Dietro gli attacchi contro i cristiani iracheni il piano per isolarli dalla vita politica. Il valzer delle responsabilità

La violenza non è cieca

di Rodolfo Casadei
 

Il primo posto dove i cristiani in fuga da Mosul hanno trovato rifugio e aiuto gratuito sono i monasteri e le case degli altri cristiani nei villaggi della piana di Ninive, 30-40 km dalla città che hanno abbandonato terrorizzati. «In questo momento ospitiamo 48 famiglie qui nel monastero di Nostra Signora delle Messi ad al Qosh», dice al telefono padre Gibrail Waheed Tooma, il priore del convento dei monaci antoniani visitato da Tempi nel gennaio scorso nell’ambito del reportage sulle persecuzioni contro i cristiani in Iraq. «Altre 70-75 famiglie sono alloggiate in una chiesa di al Qosh, in una scuola dismessa e in molte case private dei cristiani di questa località: tutti coloro che avevano una casa sfitta o una stanza libera l’hanno messa a disposizione dei nuovi arrivati gratuitamente, senza chiedere nessun affitto. E anche se in molti casi non si tratta di parenti, ma di estranei». Sono già 1.400 le famiglie fuggite da Mosul sulla scia degli omicidi mirati contro i cristiani nella seconda settimana di ottobre.
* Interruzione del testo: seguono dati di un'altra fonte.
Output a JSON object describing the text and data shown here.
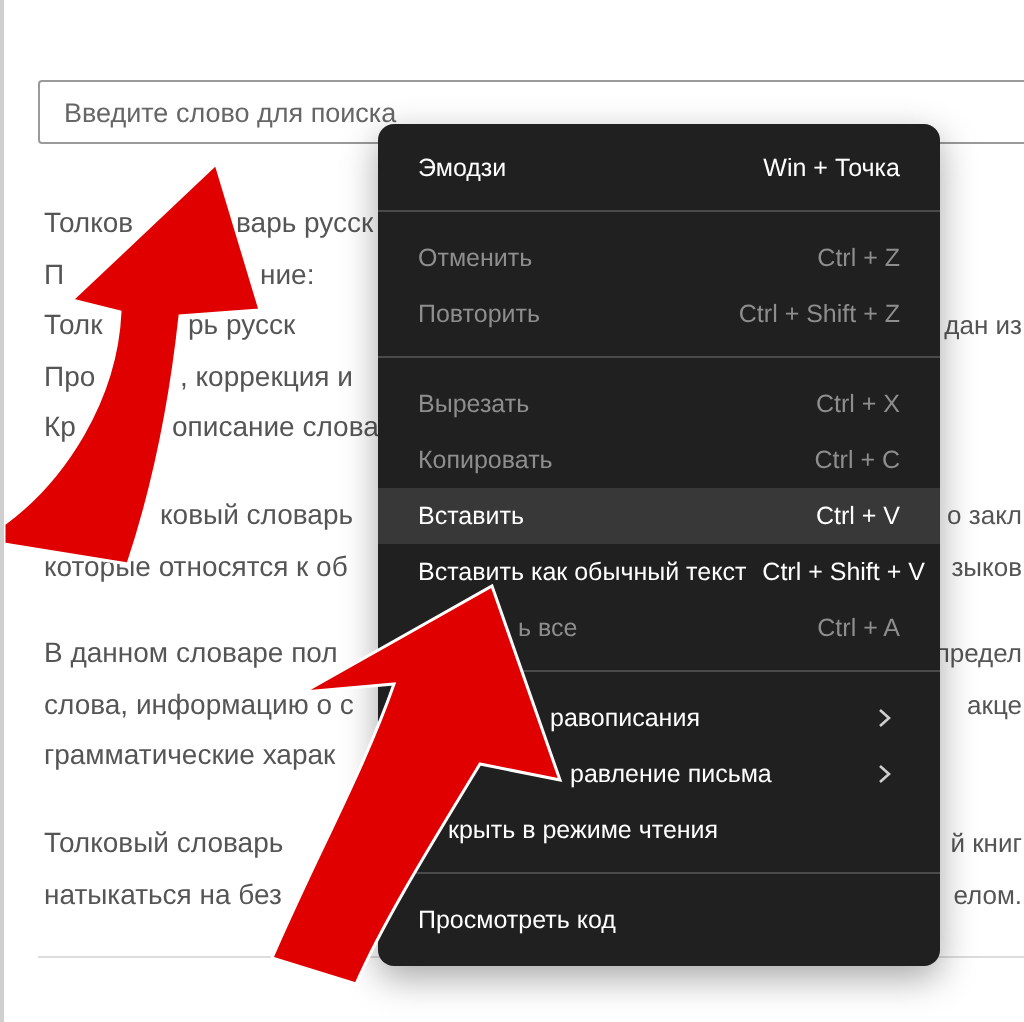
{
  "search": {
    "placeholder": "Введите слово для поиска"
  },
  "paragraphs": [
    {
      "lines": [
        {
          "parts": [
            "Толков",
            "варь русск"
          ]
        },
        {
          "parts": [
            "П",
            "ние:"
          ]
        },
        {
          "parts": [
            "Толк",
            "рь русск"
          ],
          "right": "дан из"
        },
        {
          "parts": [
            "Про",
            ", коррекция и"
          ]
        },
        {
          "parts": [
            "Кр",
            "описание слова"
          ]
        }
      ]
    },
    {
      "lines": [
        {
          "parts": [
            "ковый словарь"
          ],
          "right": "о закл"
        },
        {
          "parts": [
            "которые относятся к об"
          ],
          "right": "зыков"
        }
      ]
    },
    {
      "lines": [
        {
          "parts": [
            "В данном словаре пол"
          ],
          "right": "предел"
        },
        {
          "parts": [
            "слова, информацию о с"
          ],
          "right": "акце"
        },
        {
          "parts": [
            "грамматические харак"
          ]
        }
      ]
    },
    {
      "lines": [
        {
          "parts": [
            "Толковый словарь"
          ],
          "right": "й книг"
        },
        {
          "parts": [
            "натыкаться на без"
          ],
          "right": "елом."
        }
      ]
    }
  ],
  "context_menu": {
    "items": [
      {
        "kind": "item",
        "label": "Эмодзи",
        "shortcut": "Win + Точка",
        "disabled": false,
        "selected": false
      },
      {
        "kind": "divider"
      },
      {
        "kind": "item",
        "label": "Отменить",
        "shortcut": "Ctrl + Z",
        "disabled": true,
        "selected": false
      },
      {
        "kind": "item",
        "label": "Повторить",
        "shortcut": "Ctrl + Shift + Z",
        "disabled": true,
        "selected": false
      },
      {
        "kind": "divider"
      },
      {
        "kind": "item",
        "label": "Вырезать",
        "shortcut": "Ctrl + X",
        "disabled": true,
        "selected": false
      },
      {
        "kind": "item",
        "label": "Копировать",
        "shortcut": "Ctrl + C",
        "disabled": true,
        "selected": false
      },
      {
        "kind": "item",
        "label": "Вставить",
        "shortcut": "Ctrl + V",
        "disabled": false,
        "selected": true
      },
      {
        "kind": "item",
        "label": "Вставить как обычный текст",
        "shortcut": "Ctrl + Shift + V",
        "disabled": false,
        "selected": false
      },
      {
        "kind": "item",
        "label": "ь все",
        "shortcut": "Ctrl + A",
        "disabled": true,
        "selected": false
      },
      {
        "kind": "divider"
      },
      {
        "kind": "submenu",
        "label": "равописания",
        "disabled": false,
        "selected": false
      },
      {
        "kind": "submenu",
        "label": "равление письма",
        "disabled": false,
        "selected": false
      },
      {
        "kind": "item",
        "label": "крыть в режиме чтения",
        "disabled": false,
        "selected": false
      },
      {
        "kind": "divider"
      },
      {
        "kind": "item",
        "label": "Просмотреть код",
        "disabled": false,
        "selected": false
      }
    ]
  }
}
E nemmeno adesso il flusso si arresta. «Non c’è più l’ondata ma continuano ad arrivare famiglie. Nonostante il governo abbia annunciato l’invio di mille poliziotti supplementari nella città e le promesse del sindaco e del comandante del distaccamento militare, l’ordine non è garantito e i cristiani continuano ad avere paura. Poi ci sono quelli che fuggono più lontano, a Zakho o ad Erbil nel Kurdistan iracheno, o addirittura in Siria». La Croce Rossa, la Mezzaluna Rossa e il governo regionale curdo li aiutano con viveri e generi di prima necessità.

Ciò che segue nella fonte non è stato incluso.